Plus, August could easily be an anomaly. For what it’s worth, ISM’s factory survey chairman, Bradley Holcomb, thinks it is, as survey respondents’ comments just aren’t consistent with widespread trouble. “Strong demand” and “good business” were popular phrases, as were “sales increased.” Again, PMIs are just kinda quirky. We wouldn’t be at all surprised if August’s dip were a quirky blip.
As for the UK, where August’s PMI looked utterly smashing, we’d be hypocritical if we told you to get excited. So we won’t. One month is just one month. Then again, the jump to 53.3 follows July’s sudden, post-Brexit-vote dip to 48.3, and it’s fairly consistent with the longer-term trend of growth, as Exhibit 2 shows. Far be it from us to debunk one isolated bad month with one isolated good month, but we’re comfy calling this preliminary evidence that July’s dip was a sentiment-induced one-off. We won’t draw conclusions, as that would be hasty without a few months’ more data, but it’s an encouraging start.
Exhibit 2: UK Manufacturing PMI
Source: FactSet, as of 9/1/2016. Markit/CIPS UK Manufacturing PMI, August 2013 – August 2016.

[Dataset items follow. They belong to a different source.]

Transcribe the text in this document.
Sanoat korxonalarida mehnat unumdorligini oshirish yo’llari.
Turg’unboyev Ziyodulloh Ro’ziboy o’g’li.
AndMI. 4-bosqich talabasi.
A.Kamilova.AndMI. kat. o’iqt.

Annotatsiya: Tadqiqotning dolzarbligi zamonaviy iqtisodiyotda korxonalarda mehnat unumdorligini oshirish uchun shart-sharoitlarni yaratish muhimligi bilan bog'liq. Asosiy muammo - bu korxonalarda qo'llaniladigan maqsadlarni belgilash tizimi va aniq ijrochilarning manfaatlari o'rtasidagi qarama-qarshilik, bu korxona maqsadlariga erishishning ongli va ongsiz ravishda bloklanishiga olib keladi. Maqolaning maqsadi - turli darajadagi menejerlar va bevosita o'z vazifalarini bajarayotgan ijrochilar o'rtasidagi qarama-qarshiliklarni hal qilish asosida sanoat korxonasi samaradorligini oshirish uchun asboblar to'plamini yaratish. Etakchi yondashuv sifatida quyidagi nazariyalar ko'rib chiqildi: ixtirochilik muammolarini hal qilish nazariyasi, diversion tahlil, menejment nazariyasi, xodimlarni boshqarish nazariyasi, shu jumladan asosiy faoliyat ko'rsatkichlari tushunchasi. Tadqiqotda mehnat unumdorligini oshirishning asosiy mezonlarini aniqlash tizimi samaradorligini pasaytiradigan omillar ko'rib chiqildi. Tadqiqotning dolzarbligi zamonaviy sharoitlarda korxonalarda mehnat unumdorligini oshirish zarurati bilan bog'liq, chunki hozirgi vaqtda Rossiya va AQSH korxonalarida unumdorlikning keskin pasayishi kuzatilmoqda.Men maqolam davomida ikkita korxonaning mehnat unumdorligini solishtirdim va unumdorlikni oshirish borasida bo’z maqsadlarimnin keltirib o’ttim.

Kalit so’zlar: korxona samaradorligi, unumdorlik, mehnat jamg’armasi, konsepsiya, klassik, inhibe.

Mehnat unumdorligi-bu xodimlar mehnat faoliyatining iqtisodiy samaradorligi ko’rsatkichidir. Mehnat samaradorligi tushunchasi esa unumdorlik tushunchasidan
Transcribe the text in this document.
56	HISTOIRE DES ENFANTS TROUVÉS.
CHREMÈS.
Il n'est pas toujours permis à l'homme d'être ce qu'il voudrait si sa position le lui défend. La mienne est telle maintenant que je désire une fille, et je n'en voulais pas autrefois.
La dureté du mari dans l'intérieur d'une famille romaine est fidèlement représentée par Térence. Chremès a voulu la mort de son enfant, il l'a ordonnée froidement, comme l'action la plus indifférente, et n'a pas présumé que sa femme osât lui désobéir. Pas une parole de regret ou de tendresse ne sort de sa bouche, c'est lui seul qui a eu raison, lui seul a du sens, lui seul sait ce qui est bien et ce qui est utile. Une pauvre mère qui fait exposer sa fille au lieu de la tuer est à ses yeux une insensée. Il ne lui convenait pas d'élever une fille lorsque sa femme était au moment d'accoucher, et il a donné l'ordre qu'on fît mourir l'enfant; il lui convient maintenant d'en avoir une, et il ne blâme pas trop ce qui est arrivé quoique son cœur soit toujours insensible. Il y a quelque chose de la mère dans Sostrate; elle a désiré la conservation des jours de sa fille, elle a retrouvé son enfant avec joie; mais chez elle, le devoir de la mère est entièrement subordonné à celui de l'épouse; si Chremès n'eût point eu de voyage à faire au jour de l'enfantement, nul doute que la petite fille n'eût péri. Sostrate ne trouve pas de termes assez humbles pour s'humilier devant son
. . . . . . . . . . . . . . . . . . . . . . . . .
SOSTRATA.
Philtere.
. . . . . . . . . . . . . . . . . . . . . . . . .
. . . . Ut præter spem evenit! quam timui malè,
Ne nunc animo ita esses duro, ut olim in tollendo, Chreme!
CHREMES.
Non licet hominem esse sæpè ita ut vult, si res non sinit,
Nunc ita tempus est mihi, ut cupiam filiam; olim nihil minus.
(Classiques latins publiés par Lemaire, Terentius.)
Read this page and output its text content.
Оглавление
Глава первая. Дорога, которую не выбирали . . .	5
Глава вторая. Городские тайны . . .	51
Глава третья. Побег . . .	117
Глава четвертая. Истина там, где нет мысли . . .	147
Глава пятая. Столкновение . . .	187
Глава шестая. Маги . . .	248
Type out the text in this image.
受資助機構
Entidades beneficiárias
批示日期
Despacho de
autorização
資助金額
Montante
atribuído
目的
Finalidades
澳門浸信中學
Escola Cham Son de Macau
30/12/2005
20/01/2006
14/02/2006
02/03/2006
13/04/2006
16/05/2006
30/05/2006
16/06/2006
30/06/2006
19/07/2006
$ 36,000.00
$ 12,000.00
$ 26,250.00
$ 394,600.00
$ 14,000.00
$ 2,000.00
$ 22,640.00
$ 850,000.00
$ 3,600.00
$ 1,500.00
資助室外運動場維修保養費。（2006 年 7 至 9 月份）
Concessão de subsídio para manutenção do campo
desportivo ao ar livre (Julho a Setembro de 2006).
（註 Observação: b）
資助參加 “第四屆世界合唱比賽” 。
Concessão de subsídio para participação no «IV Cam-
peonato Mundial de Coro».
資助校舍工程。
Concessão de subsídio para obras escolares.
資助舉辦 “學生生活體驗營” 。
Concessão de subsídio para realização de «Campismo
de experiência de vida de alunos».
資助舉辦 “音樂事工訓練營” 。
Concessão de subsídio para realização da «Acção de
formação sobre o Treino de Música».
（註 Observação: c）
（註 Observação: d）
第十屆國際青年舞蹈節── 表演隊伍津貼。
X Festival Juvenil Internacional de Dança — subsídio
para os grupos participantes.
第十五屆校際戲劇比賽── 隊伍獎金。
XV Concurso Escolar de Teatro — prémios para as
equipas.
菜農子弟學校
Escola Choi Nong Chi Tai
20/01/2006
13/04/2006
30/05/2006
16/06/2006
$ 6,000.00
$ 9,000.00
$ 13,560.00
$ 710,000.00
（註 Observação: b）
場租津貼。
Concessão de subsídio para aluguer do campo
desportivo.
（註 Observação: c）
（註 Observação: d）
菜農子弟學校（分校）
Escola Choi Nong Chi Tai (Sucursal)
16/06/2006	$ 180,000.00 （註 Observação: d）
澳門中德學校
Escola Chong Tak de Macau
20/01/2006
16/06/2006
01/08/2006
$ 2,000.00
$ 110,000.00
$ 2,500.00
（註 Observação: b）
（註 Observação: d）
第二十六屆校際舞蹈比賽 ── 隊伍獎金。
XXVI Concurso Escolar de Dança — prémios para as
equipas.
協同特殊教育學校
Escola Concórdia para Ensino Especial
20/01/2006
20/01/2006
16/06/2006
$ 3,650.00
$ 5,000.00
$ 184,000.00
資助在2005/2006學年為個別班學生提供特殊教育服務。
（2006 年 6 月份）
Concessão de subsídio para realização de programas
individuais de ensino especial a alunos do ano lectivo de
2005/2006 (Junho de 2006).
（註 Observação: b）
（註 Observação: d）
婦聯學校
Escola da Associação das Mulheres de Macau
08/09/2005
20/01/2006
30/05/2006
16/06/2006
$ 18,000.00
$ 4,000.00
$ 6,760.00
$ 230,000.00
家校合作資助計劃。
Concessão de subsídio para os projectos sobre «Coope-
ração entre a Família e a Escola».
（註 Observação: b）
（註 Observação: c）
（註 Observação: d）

Also encouraging: The component breakdown. New orders’ rise was “among the steepest on record,” according to the press release, a nice rebound from July’s steep contraction. The presser also cites “reports of stronger demand, product launches and clients committing to new and previously postponed contracts.” That last bit is crucial. The shock of Brits’ decision to leave the EU in June clearly knocked the wind out of businesses, as shown in a number of sentiment surveys and July’s PMI. That’s totally normal. When something unexpected happens and seems to ratchet up uncertainty, it’s natural to pause. Pretend you were a UK business owner in that environment, and you’d spent months reading report after report from various experts warning of a huge economic calamity if the Leave campaign won. You’d probably decide a bit of caution was in order, and ring up your suppliers to delay some orders you placed the week prior, when you thought Remain would win. It’s the sensible thing to do! And then, once you saw your sales were steady and foot traffic was high—and you saw strong retail sales and consumer spending reports showing business was strong nationwide—you’d probably need to ring those suppliers back up and say, “let’s get those shipments cooking, and add another few boxes of widgets and doodads while you’re at it!” And then life would carry on as normal.
Again, we don’t yet know definitively that this is what happened. It’s early. Maybe we see a few more downticks if sentiment wobbles more. But August’s comeback is consistent with the fact that nothing fundamentally changed for the UK’s economy when the vote was over. Britain is still in the EU, trading freely with the other 27 EU nations and all their free-trade partners. Anyone with an EU passport can still travel freely to the UK and shop till they drop. Nothing will change until the exit is actually complete, which could take years. Until then, it’s mostly business as usual.
Will future economic data confirm this? Maybe. Only time will tell. Overemphasizing August’s jump would be as much of an exercise in confirmation bias as overrating July’s plunge. Always beware behavioral errors! But not knowing exactly how the UK economy will react to the Brexit vote in the near term isn’t a reason to make big portfolio changes. Markets discount all widely known information, including opinions and forecasts. Given how many people, think tanks and politicians warned of a post-vote UK recession, the potential for one is likely already baked into UK and global stock prices—and stocks are likely already looking further out, to the next 12-18 months or so, where most observers expect things to be more or less fine.